What is an encoding? Part 2
In part 1 we demystified the following ways the term "encoding" is used:
This file is hex encoded
This file uses an ASCII encoding
This string is Unicode encoded
Let's write the output to a UTF-8 encoded file
In part 2 we'll address the remaining ways "encoding" could be used:
Our message is safe because it's encoded using Base64
Python uses Unicode strings for encoding
Our message is safe because it's encoded using Base64
This statement deals with several different concepts. I'll start by going over the types of encoding.
As best as I can tell there are 2 different categories for encoding: character encodings and binary-to-text encodings. ASCII and UTF-8 are examples of character encodings. Base64 is an example of a binary-to-text encoding.
What's the difference? Both character encodings and binary-to-text encodings share the same goal of turning bits into characters. However, character encodings are designed to produce human-readable output. Binary-to-text encodings are designed to turn bits into human-printable output.

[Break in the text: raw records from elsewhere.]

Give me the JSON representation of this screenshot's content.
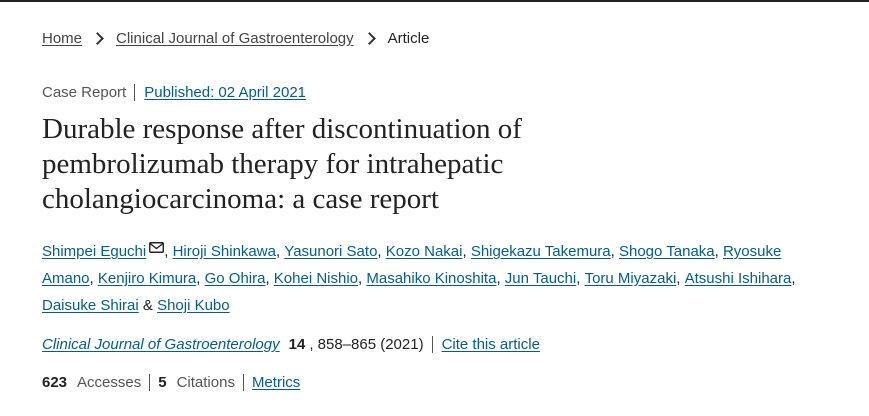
{
  "breadcrumb": {
    "home": "Home",
    "journal": "Clinical Journal of Gastroenterology",
    "current": "Article"
  },
  "meta": {
    "article_type": "Case Report",
    "published": "Published: 02 April 2021"
  },
  "title": "Durable response after discontinuation of pembrolizumab therapy for intrahepatic cholangiocarcinoma: a case report",
  "authors": [
    {
      "name": "Shimpei Eguchi",
      "sep": ", "
    },
    {
      "name": "Hiroji Shinkawa",
      "sep": ", "
    },
    {
      "name": "Yasunori Sato",
      "sep": ", "
    },
    {
      "name": "Kozo Nakai",
      "sep": ", "
    },
    {
      "name": "Shigekazu Takemura",
      "sep": ", "
    },
    {
      "name": "Shogo Tanaka",
      "sep": ", "
    },
    {
      "name": "Ryosuke Amano",
      "sep": ", "
    },
    {
      "name": "Kenjiro Kimura",
      "sep": ", "
    },
    {
      "name": "Go Ohira",
      "sep": ", "
    },
    {
      "name": "Kohei Nishio",
      "sep": ", "
    },
    {
      "name": "Masahiko Kinoshita",
      "sep": ", "
    },
    {
      "name": "Jun Tauchi",
      "sep": ", "
    },
    {
      "name": "Toru Miyazaki",
      "sep": ", "
    },
    {
      "name": "Atsushi Ishihara",
      "sep": ", "
    },
    {
      "name": "Daisuke Shirai",
      "sep": " & "
    },
    {
      "name": "Shoji Kubo",
      "sep": ""
    }
  ],
  "citation": {
    "journal": "Clinical Journal of Gastroenterology",
    "volume": "14",
    "pages": ", 858–865 (2021)",
    "cite_link": "Cite this article"
  },
  "metrics": {
    "accesses_count": "623",
    "accesses_label": "Accesses",
    "citations_count": "5",
    "citations_label": "Citations",
    "metrics_link": "Metrics"
  },
  "colors": {
    "link": "#025e8d",
    "text": "#222222",
    "muted": "#555555"
  }
}
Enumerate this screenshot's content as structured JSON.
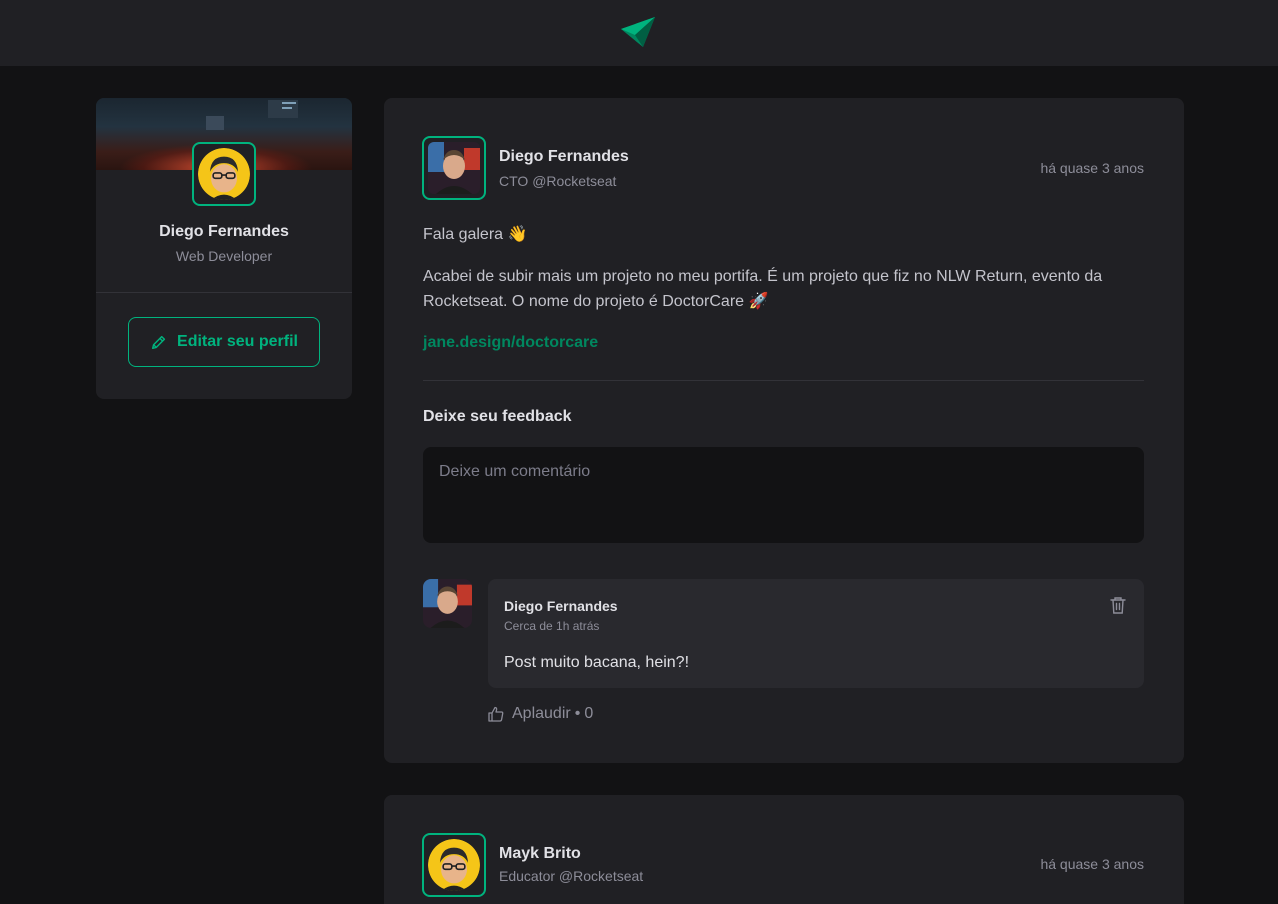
{
  "header": {
    "logo_icon": "ignite-feed-logo-icon"
  },
  "colors": {
    "brand": "#00b37e",
    "brand_dark": "#00875f",
    "background": "#121214",
    "surface": "#202024"
  },
  "sidebar": {
    "name": "Diego Fernandes",
    "role": "Web Developer",
    "edit_button_label": "Editar seu perfil",
    "edit_icon": "pencil-icon"
  },
  "posts": [
    {
      "author": {
        "name": "Diego Fernandes",
        "role": "CTO @Rocketseat"
      },
      "published_at": "há quase 3 anos",
      "content": {
        "paragraph_1": "Fala galera 👋",
        "paragraph_2": "Acabei de subir mais um projeto no meu portifa. É um projeto que fiz no NLW Return, evento da Rocketseat. O nome do projeto é DoctorCare 🚀",
        "link": "jane.design/doctorcare"
      },
      "feedback": {
        "title": "Deixe seu feedback",
        "placeholder": "Deixe um comentário"
      },
      "comments": [
        {
          "author": "Diego Fernandes",
          "time": "Cerca de 1h atrás",
          "text": "Post muito bacana, hein?!",
          "delete_icon": "trash-icon",
          "applaud_label": "Aplaudir",
          "applaud_separator": "•",
          "applaud_count": "0"
        }
      ]
    },
    {
      "author": {
        "name": "Mayk Brito",
        "role": "Educator @Rocketseat"
      },
      "published_at": "há quase 3 anos"
    }
  ]
}
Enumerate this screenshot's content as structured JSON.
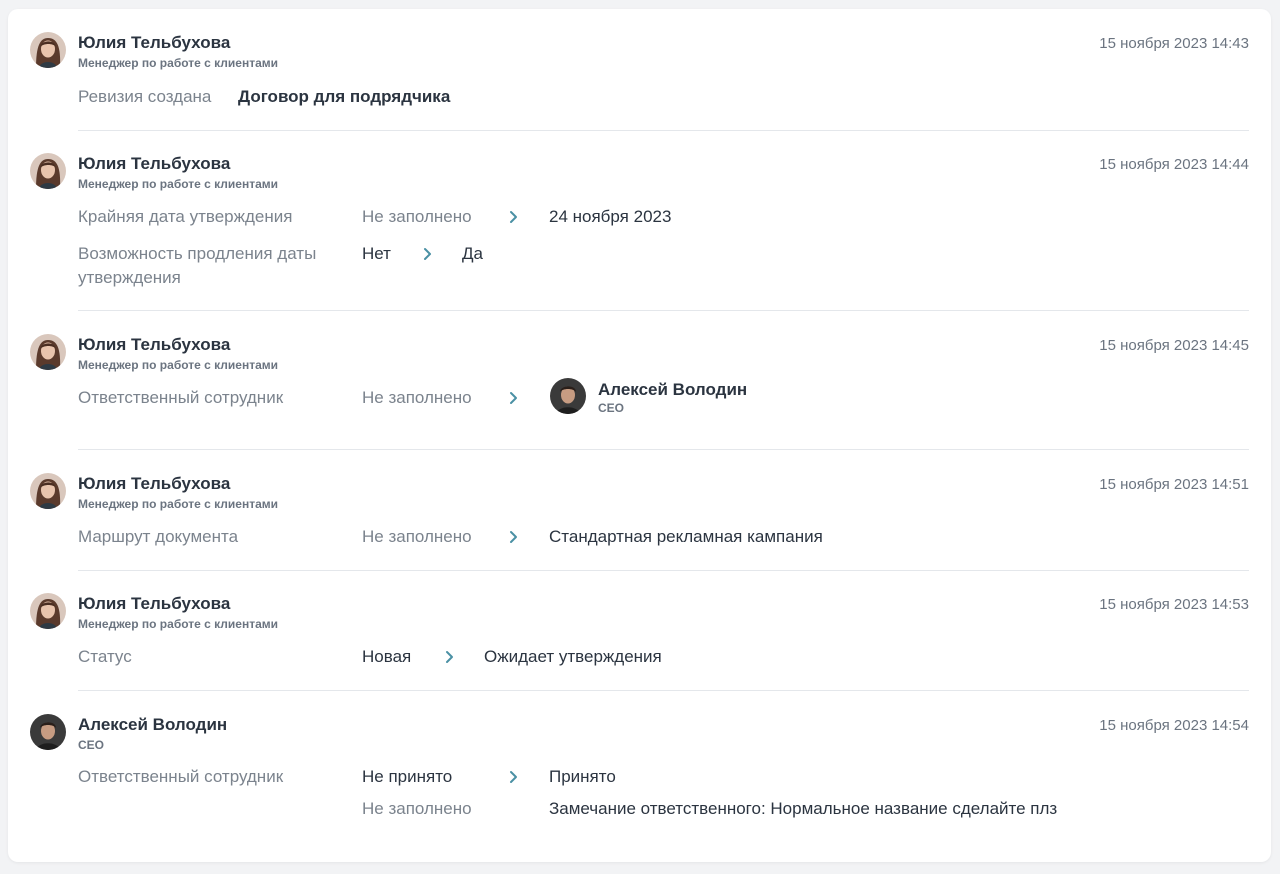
{
  "entries": [
    {
      "author": {
        "name": "Юлия Тельбухова",
        "role": "Менеджер по работе с клиентами"
      },
      "timestamp": "15 ноября 2023 14:43",
      "label": "Ревизия создана",
      "value": "Договор для подрядчика"
    },
    {
      "author": {
        "name": "Юлия Тельбухова",
        "role": "Менеджер по работе с клиентами"
      },
      "timestamp": "15 ноября 2023 14:44",
      "changes": [
        {
          "label": "Крайняя дата утверждения",
          "from": "Не заполнено",
          "to": "24 ноября 2023"
        },
        {
          "label": "Возможность продления даты утверждения",
          "from": "Нет",
          "to": "Да"
        }
      ]
    },
    {
      "author": {
        "name": "Юлия Тельбухова",
        "role": "Менеджер по работе с клиентами"
      },
      "timestamp": "15 ноября 2023 14:45",
      "changes": [
        {
          "label": "Ответственный сотрудник",
          "from": "Не заполнено",
          "to_user": {
            "name": "Алексей Володин",
            "role": "CEO"
          }
        }
      ]
    },
    {
      "author": {
        "name": "Юлия Тельбухова",
        "role": "Менеджер по работе с клиентами"
      },
      "timestamp": "15 ноября 2023 14:51",
      "changes": [
        {
          "label": "Маршрут документа",
          "from": "Не заполнено",
          "to": "Стандартная рекламная кампания"
        }
      ]
    },
    {
      "author": {
        "name": "Юлия Тельбухова",
        "role": "Менеджер по работе с клиентами"
      },
      "timestamp": "15 ноября 2023 14:53",
      "changes": [
        {
          "label": "Статус",
          "from": "Новая",
          "to": "Ожидает утверждения"
        }
      ]
    },
    {
      "author": {
        "name": "Алексей Володин",
        "role": "CEO"
      },
      "timestamp": "15 ноября 2023 14:54",
      "changes": [
        {
          "label": "Ответственный сотрудник",
          "from": "Не принято",
          "to": "Принято",
          "from2": "Не заполнено",
          "to2": "Замечание ответственного: Нормальное название сделайте плз"
        }
      ]
    }
  ],
  "colors": {
    "accent_arrow": "#4a90a4",
    "divider": "#e4e7eb",
    "muted_text": "#7b838d"
  },
  "icons": {
    "arrow": "chevron-right-icon"
  }
}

Wait, what? That was a nebulous distinction you say? Okay, let me try to explain it in a different way. A character encoding like ASCII is really good for data storage and transmission. For example, say you're writing a speech. You want to save it on your computer so you don't have to re-type it every time. The computer stores that speech as a bunch of 1
s and 0
s. ASCII is needed to translate those bits back into the words, letters, and punctuation that make up the speech. In the same way, say you want to upload the speech to the cloud. The exact same process is needed to transport that speech over the Internet.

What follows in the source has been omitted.